What is even more heart-wrenching is the annihilation the mob leaves in their wake. Ministries, relationships, and confidences may be completely destroyed. They don't care. They have had their fill, and their cannibalistic appetites are only temporarily satisfied. The gossip-mongers live the high-life of clandestine meetings and pseudonyms...
...Pseudonyms! Why didn't I think of that! Instead of posting my picture & name all over the place, I could have just thrown out thoughts under a name like... uh... JL Vicente or Theophilus.
Now I am left with more rebuilding to do than my hands can perform.
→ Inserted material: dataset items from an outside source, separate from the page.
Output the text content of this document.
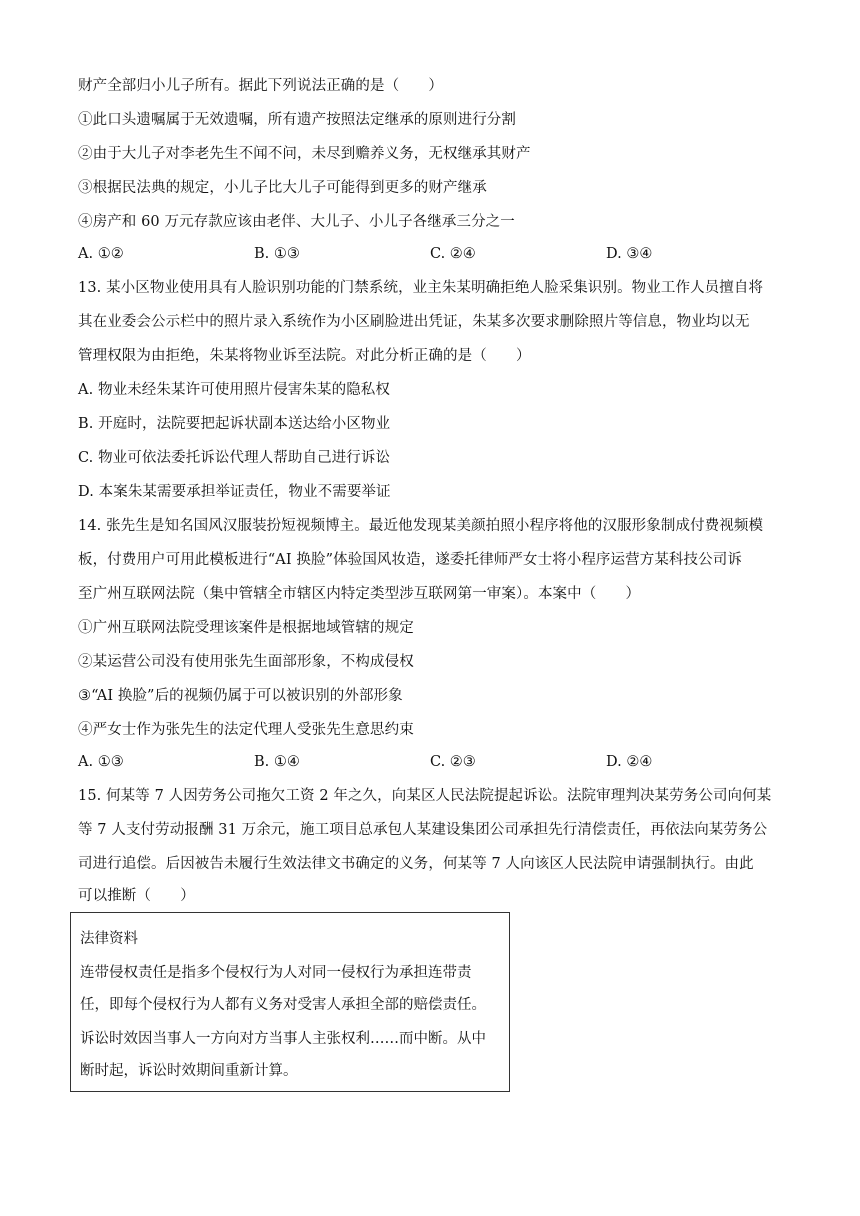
财产全部归小儿子所有。据此下列说法正确的是（　　）
①此口头遗嘱属于无效遗嘱，所有遗产按照法定继承的原则进行分割
②由于大儿子对李老先生不闻不问，未尽到赡养义务，无权继承其财产
③根据民法典的规定，小儿子比大儿子可能得到更多的财产继承
④房产和 60 万元存款应该由老伴、大儿子、小儿子各继承三分之一
A. ①②	B. ①③	C. ②④	D. ③④
13. 某小区物业使用具有人脸识别功能的门禁系统，业主朱某明确拒绝人脸采集识别。物业工作人员擅自将
其在业委会公示栏中的照片录入系统作为小区刷脸进出凭证，朱某多次要求删除照片等信息，物业均以无
管理权限为由拒绝，朱某将物业诉至法院。对此分析正确的是（　　）
A. 物业未经朱某许可使用照片侵害朱某的隐私权
B. 开庭时，法院要把起诉状副本送达给小区物业
C. 物业可依法委托诉讼代理人帮助自己进行诉讼
D. 本案朱某需要承担举证责任，物业不需要举证
14. 张先生是知名国风汉服装扮短视频博主。最近他发现某美颜拍照小程序将他的汉服形象制成付费视频模
板，付费用户可用此模板进行“AI 换脸”体验国风妆造，遂委托律师严女士将小程序运营方某科技公司诉
至广州互联网法院（集中管辖全市辖区内特定类型涉互联网第一审案）。本案中（　　）
①广州互联网法院受理该案件是根据地域管辖的规定
②某运营公司没有使用张先生面部形象，不构成侵权
③“AI 换脸”后的视频仍属于可以被识别的外部形象
④严女士作为张先生的法定代理人受张先生意思约束
A. ①③	B. ①④	C. ②③	D. ②④
15. 何某等 7 人因劳务公司拖欠工资 2 年之久，向某区人民法院提起诉讼。法院审理判决某劳务公司向何某
等 7 人支付劳动报酬 31 万余元，施工项目总承包人某建设集团公司承担先行清偿责任，再依法向某劳务公
司进行追偿。后因被告未履行生效法律文书确定的义务，何某等 7 人向该区人民法院申请强制执行。由此
可以推断（　　）
法律资料
连带侵权责任是指多个侵权行为人对同一侵权行为承担连带责
任，即每个侵权行为人都有义务对受害人承担全部的赔偿责任。
诉讼时效因当事人一方向对方当事人主张权利……而中断。从中
断时起，诉讼时效期间重新计算。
The tornado came through my town & now I'm sitting on my knees in an open field, amidst the ripped apart buildings and felled trees & roadsigns. The clarity of the moment is poignant. I see things for what they are without all the facades. My eyes are open as I sit here in the path of this tornado, looking at the damage surrounding me. The powerful truth of the moment is so painful. But I can't sit here forever...I have to rebuild this town, heal the wounded, love the enemy & minister by living this gospel. It's time to forgive those who don't know what they do. It's time to bless those who curse. It's time to ask for mercy from those who I've injured (though that was never my intention). It's time to bring a clarion voice to the confused & disturbed.
So to everyone who sought to bring me glory or shame, I love, forgive, and bless you.
I'm sorry to all my friends & family who my words have injured. My father & mother, whom I respect & love dearly. My uncle & General Superintendent who is a true Christian and and incredible leader. To ministers that have shaped my life like Tim Wachtstetter, Jeff Garner, Sam Moelenpah, Lee Stoneking. For those of you who have loved me & believed in my ministry, I'm more thankful than you may know. I love you all & I'm sorry for any pain I've caused.
It was never my intention to bring confusion into any flock or to cause a schism in the body. I love the Bride of Christ with all my heart. If you love Him, you will love His church...you will honor & defend her, protect her and bless her. Tearing down people & ministries does not accomplish this goal - that's a far cry from defending truth and fighting for ideals. I'm truly sorry if my words or actions have ever failed in that attempt.